Eve gelip ödevlerimi yaptıktan sonra kendimi yatağa attım. Yorgun olmama rağmen hiç uykum yoktu. Telefonu açıp instagram da gezmeye başladım. Bir kaç yemek videosu, bir kaç İngilizce alıştırma videosu izledikten sonra Can'ın hikaye attığını görünce durup heyecanla attığı instagram hikayesini açtım.
Kaan Boşnak'ın Bırakma kendini adlı şarkısını sözleriydi bu. Hemen hikayesine yanıt verdim.
"Bilmem kime gücendin hadi gel anlat bana
Değişmem gülüşünü tüm dünya benim olsa da"Hikayesine yanıt attıktan sonra uygulamadan çıkıp spotify'den şarkıyı açtım ve gözlerimi kapatıp dinlemeye başladım.

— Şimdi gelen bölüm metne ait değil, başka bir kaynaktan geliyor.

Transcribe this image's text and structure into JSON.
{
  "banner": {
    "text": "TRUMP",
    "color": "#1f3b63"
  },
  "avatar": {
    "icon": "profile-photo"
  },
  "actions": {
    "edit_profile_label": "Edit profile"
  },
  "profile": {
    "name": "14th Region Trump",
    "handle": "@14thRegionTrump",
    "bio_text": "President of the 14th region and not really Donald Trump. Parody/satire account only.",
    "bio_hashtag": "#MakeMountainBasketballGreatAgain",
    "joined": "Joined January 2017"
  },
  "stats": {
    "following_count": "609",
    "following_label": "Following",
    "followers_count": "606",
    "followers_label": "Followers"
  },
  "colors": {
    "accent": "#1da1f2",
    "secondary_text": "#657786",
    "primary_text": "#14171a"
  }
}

Telefonuma gelen mesaj sesi ile bilmem kaçıncı kez başa dönen müziği durdurup ekrana baktım. Whatsapp'tan gelen bir mesajdı ve Can'dan olduğunu anlamam çok uzun sürmemişti.
Can'ım : Ne yapıyorsun miniğim?
Anı : Uzanıyorum Can'ım sen?
Can : Bende.
Anı : Kim sıktı bakalım senin canını
Can : Boşver
Anı : Hadi ama Can, anlatmadan rahat bırakmayacağımı biliyorsun
Can : Anı ben seni çok özlüyorum
Biliyorum sen beni arkadaşın olarak görüyorsun ama
Orada başkalarını sevme ihtimalin beni kahrediyor
Sadece beni sev istiyorum
En çok beni
Anlıyor musun?Mesajlarını okumam gözlerimden dökülen yaşlar yüzünden uzun sürmüştü. Yıllardır beklediğim şey değil miydi bu? Neden cevap veremiyordum? Neden ne diyeceğimi bilemiyordum?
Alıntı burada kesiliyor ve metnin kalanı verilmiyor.